An Improved Measure of Musical Noise Based on Spectral Kurtosis
This work addresses the issue of accurately quantifying musical noise for researchers and practitioners in audio coding, speech enhancement, and source separation, representing an incremental improvement over existing methods.
The paper tackled the problem of measuring musical noise artifacts in audio processing by proposing an improved measure based on spectral kurtosis, which outperformed baseline measures in correlation with human perception tests, achieving nearly as good correlation as the computationally expensive APS while being much cheaper to compute.

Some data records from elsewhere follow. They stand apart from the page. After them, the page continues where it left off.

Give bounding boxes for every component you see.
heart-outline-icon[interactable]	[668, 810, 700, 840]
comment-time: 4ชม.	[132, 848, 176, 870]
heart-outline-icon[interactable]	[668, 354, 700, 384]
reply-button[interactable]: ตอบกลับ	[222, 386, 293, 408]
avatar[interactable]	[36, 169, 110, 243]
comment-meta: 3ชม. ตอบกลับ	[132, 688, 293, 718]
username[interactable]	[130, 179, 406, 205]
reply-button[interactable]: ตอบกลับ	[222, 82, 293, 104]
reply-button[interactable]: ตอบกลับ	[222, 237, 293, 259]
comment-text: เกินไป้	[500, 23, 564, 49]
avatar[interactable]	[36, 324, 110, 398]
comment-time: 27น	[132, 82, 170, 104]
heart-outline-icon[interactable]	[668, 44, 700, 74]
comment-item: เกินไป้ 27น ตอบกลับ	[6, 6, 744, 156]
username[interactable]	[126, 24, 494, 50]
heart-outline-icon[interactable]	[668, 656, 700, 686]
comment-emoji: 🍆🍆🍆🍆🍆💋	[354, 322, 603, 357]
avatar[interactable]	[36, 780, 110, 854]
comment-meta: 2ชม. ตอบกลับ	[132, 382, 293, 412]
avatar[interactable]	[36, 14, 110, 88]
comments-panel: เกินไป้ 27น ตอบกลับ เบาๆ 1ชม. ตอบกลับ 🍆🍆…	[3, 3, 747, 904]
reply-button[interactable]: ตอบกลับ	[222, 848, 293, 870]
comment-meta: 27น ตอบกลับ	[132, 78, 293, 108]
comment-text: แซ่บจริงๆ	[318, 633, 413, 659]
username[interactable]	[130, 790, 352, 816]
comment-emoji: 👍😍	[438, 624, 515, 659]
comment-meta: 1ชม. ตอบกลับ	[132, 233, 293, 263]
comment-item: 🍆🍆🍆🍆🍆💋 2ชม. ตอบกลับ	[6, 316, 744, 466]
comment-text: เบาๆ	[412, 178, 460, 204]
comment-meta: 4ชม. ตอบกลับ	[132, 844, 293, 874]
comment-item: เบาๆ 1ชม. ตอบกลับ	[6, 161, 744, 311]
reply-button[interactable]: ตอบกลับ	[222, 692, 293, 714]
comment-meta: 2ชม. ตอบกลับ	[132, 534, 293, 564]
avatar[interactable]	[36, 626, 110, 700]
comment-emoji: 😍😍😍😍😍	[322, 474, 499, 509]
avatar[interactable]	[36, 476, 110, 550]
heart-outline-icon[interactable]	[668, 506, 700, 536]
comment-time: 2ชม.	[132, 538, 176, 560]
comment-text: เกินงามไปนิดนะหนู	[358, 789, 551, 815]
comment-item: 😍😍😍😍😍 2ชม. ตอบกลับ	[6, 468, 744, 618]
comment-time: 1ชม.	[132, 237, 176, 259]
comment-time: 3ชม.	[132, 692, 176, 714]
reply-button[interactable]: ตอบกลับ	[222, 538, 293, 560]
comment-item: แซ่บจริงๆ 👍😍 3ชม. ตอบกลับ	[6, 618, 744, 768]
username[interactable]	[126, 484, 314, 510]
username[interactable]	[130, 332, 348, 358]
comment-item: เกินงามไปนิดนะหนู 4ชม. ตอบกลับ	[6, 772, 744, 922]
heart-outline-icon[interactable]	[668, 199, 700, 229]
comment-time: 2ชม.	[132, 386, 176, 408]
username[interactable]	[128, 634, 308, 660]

Audio processing methods operating on a time-frequency representation of the signal can introduce unpleasant sounding artifacts known as musical noise. These artifacts are observed in the context of audio coding, speech enhancement, and source separation. The change in kurtosis of the power spectrum introduced during the processing was shown to correlate with the human perception of musical noise in the context of speech enhancement, leading to the proposal of measures based on it. These baseline measures are here shown to correlate with human perception only in a limited manner. As ground truth for the human perception, the results from two listening tests are considered: one involving audio coding and one involving source separation. Simple but effective perceptually motivated improvements are proposed and the resulting new measure is shown to clearly outperform the baselines in terms of correlation with the results of both listening tests. Moreover, with respect to the listening test on musical noise in audio coding, the exhibited correlation is nearly as good as the one exhibited by the Artifact-related Perceptual Score (APS), which was found to be the best objective measure for this task. The APS is however computationally very expensive. The proposed measure is easily computed, requiring only a fraction of the computational cost of the APS.